For the part of the lookup using associated namespaces (3.4.2), only function declarations with external linkage found in either the template definition context or the template instantiation context are found.
Note that the article uses a defective example of the Standard (at 14.6/9) (and note that examples are non-normative: They can't change or state rules. Their purpose entirely is illustrative). The defect has been fixed and is incorporated into the upcoming Standard. See this defect report.
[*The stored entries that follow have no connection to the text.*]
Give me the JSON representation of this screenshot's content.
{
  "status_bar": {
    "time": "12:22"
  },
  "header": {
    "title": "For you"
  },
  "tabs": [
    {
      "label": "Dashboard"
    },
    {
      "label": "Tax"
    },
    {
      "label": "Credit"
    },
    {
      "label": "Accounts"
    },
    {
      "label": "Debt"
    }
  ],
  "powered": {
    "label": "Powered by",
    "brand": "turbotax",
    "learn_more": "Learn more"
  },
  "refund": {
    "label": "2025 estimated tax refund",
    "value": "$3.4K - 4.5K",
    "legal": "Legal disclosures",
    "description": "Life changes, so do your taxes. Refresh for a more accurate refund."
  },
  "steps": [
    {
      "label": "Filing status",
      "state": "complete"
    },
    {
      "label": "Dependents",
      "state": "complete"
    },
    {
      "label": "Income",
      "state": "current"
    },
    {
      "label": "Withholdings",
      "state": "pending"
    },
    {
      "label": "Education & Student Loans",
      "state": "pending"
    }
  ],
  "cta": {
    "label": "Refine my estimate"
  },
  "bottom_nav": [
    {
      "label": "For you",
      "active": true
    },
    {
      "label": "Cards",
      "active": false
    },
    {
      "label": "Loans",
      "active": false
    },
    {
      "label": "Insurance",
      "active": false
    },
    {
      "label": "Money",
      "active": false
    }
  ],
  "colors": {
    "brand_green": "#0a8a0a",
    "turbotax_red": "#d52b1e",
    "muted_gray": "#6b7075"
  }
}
As you see, you will have to change from int / char to some user defined type (enums or classes) too see the effect of lookup in instantiation context. Read this answer Order affects visibility for more information.
Even though VS2008 was considered the most standard-compliant C++ compiler of it's time, here we have one instance where it's accepting invalid code. G++ doesn't compile this (d++: error: 'd' was not declared in this scope). That said, any program that relies this much on the intricacies of the C++ language is broken anyway :)
The article is correct about whether d++ should compile.
Visual C++ does not do two-phase template instantiation - it does pretty much all its parsing at instatiation time.
Gcc and Comeau will give the correct error and will call the correct f.
VS should have complained about d++ as d should be looked up at point of definition.
The article is incorrect, the calls should be resolved to f(char) as point of instantiation lookup should not be done for fundamental types (see tlib answer).
g++ behaviour depends on the version:
before 3.4, it does always point of instantiation lookup, which is a bug.
starting with 3.4, it does point of definition lookup for d; but it does point of
instantiation lookup for fundamental types when they are a template parameter, which
is a bug.
starting with 4.1, it doesn't do point of instantiation lookup for basic types anymore.